When adding led lights are the capacitors wired in parallel or in series after the bridge rectifier?


----------



## Coby7 (Nov 6, 2014)

Parallel to the light, positive to positive negative to negative.


----------



## jrcjr (Sep 23, 2017)

I believe in parallel with the lights as the capacitor acts like a temporary battery, charging up from the supply from the rectifier and filling in any holes (ripples) in the supply with its own charge. Since capacitors pass AC and block DC, if you wired it in series, you'd get no power to your LEDs.

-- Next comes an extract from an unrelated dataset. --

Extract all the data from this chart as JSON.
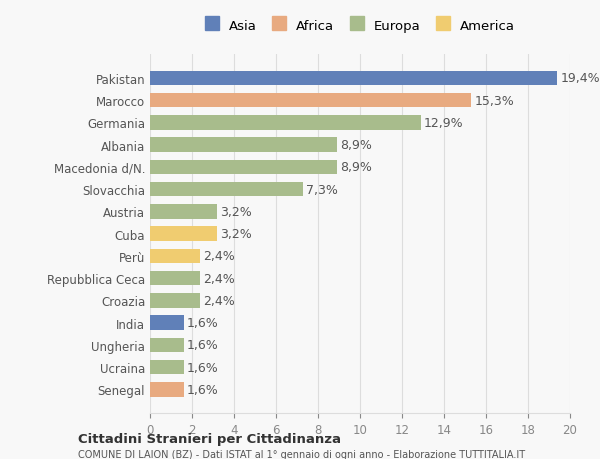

Edit: When using an electrolytic capacitor, make sure you match the polarity with the circuit. The negative bus has both the negative side of the capacitor and the negative side of the LED touching it. And the positive bus has the positive sides of the capacitor and LED touching it.


----------



## Barry MacEwen (Jan 24, 2018)

Thanks. All done and running great


----------



## jonnied12 (Jan 14, 2017)

jrcjr said:


> I believe in parallel with the lights as the capacitor acts like a temporary battery, charging up from the supply from the rectifier and filling in any holes (ripples) in the supply with its own charge. Since capacitors pass AC and block DC, if you wired it in series, you'd get no power to your LEDs.


 Sorry, that is incorrect.:wink2:


----------



## Barry MacEwen (Jan 24, 2018)

All is working, but I still get flicker when it is not running at top speed.


----------



## Coby7 (Nov 6, 2014)

Barry MacEwen said:


> All is working, but I still get flicker when it is not running at top speed.


Yeah, normal because of low rpm the stator voltage drops and the space between impulse is longer and capacitor has a chance to discharge a bit.


----------



## Coby7 (Nov 6, 2014)

> Quote:Originally Posted by jrcjr View Post
> I believe in parallel with the lights as the capacitor acts like a temporary battery, charging up from the supply from the rectifier and filling in any holes (ripples) in the supply with its own charge. Since capacitors pass AC and block DC, if you wired it in series, you'd get no power to your LEDs.





jonnied12 said:


> Sorry, that is incorrect.:wink2:


What part do you think isn't correct? A capacitor will let AC through in series but block DC like he said. Unless I've been wrong the last 45 years working as an electronics engineer.


----------